De toute façon, si un jour le CM [Confort Moderne, nda] devait disparaître, on restait propriétaires de bâtiments et on pouvait très bien les réutiliser pour des constructions de logements sociaux [...] c'est une relativement bonne opération en termes de foncier. »132(*) Ce témoignage du Directeur Régional des Affaires Culturelles est éclairant sur plusieurs points. Tout d'abord il montre bien que la Ville, en devenant propriétaire des bâtiments occupés par le Confort Moderne, peut disposer de l'avenir du lieu comme elle l'entend, ce qui n'est pas sans constituer une menace en sachant qu'elle envisage dès le départ le replacement du centre culturel, sans se soucier de la dénaturation de celui-ci - ce qui remet largement en question le statut d'indépendance du lieu, même s'il le conserve dans les faits.
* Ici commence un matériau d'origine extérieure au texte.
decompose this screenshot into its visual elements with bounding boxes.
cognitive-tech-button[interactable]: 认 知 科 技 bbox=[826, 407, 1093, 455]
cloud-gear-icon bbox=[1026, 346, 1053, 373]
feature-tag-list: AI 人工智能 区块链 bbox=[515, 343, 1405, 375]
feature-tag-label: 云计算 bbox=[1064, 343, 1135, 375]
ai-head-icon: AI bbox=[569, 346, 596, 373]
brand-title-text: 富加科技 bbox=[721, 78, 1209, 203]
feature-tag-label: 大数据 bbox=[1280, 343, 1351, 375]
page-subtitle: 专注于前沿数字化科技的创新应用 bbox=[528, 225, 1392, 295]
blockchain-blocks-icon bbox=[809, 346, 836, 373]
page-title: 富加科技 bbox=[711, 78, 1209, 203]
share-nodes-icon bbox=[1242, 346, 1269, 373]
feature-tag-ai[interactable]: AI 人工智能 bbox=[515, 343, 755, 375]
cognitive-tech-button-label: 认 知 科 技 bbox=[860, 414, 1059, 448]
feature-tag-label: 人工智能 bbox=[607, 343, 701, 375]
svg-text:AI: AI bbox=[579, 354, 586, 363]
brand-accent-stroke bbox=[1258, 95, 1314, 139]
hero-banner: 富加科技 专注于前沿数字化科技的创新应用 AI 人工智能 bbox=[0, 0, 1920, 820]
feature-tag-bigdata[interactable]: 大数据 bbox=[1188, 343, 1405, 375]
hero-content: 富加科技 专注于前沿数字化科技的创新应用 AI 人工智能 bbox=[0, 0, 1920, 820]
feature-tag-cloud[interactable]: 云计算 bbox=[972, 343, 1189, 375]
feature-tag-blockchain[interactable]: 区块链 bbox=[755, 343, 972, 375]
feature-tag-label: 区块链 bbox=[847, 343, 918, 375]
Cette hypothèse émise par le maire s'explique par les plaintes régulières des voisins du Confort Moderne qui dénoncent les nuisances et les dégradations commises les soirs de concerts et publient des pétitions.133(*) Par ailleurs, si ce rachat passe pour un véritable sauvetage et une prise de risque de la part de la municipalité, il semblerait bien que toutes les possibilités de réhabilitation du lieu soient envisagées sans la participation de LOH avant la transaction. La municipalité ne croit donc pas à la viabilité du Confort Moderne et ne parie pas sur sa survie. Elle porte un regard qui ne tient pas compte de la passion et de l'attachement des membres de l'association faisant vivre ce lieu. Cependant, même si l'idée fut évoquée en coulisses, la relocalisation ne fût pas mise à l'ordre du jour. Le Confort Moderne était sans doute suffisamment implanté dans le tissu culturel poitevin pour qu'on modifie son emplacement. Si nous avons vu précédemment que LOH a eu du mal à se coordonner avec les autres associations poitevines, l'association parvient tout de même en juin 1988 à organiser, en collaboration avec l'Agora et le Puits de la Caille, deux petits centres culturels de diffusion artistique de Poitiers, le premier festival « Eat Some Rock » : une série de concerts se déroulant sur deux jours dans chaque lieu à tour de rôle.134(*)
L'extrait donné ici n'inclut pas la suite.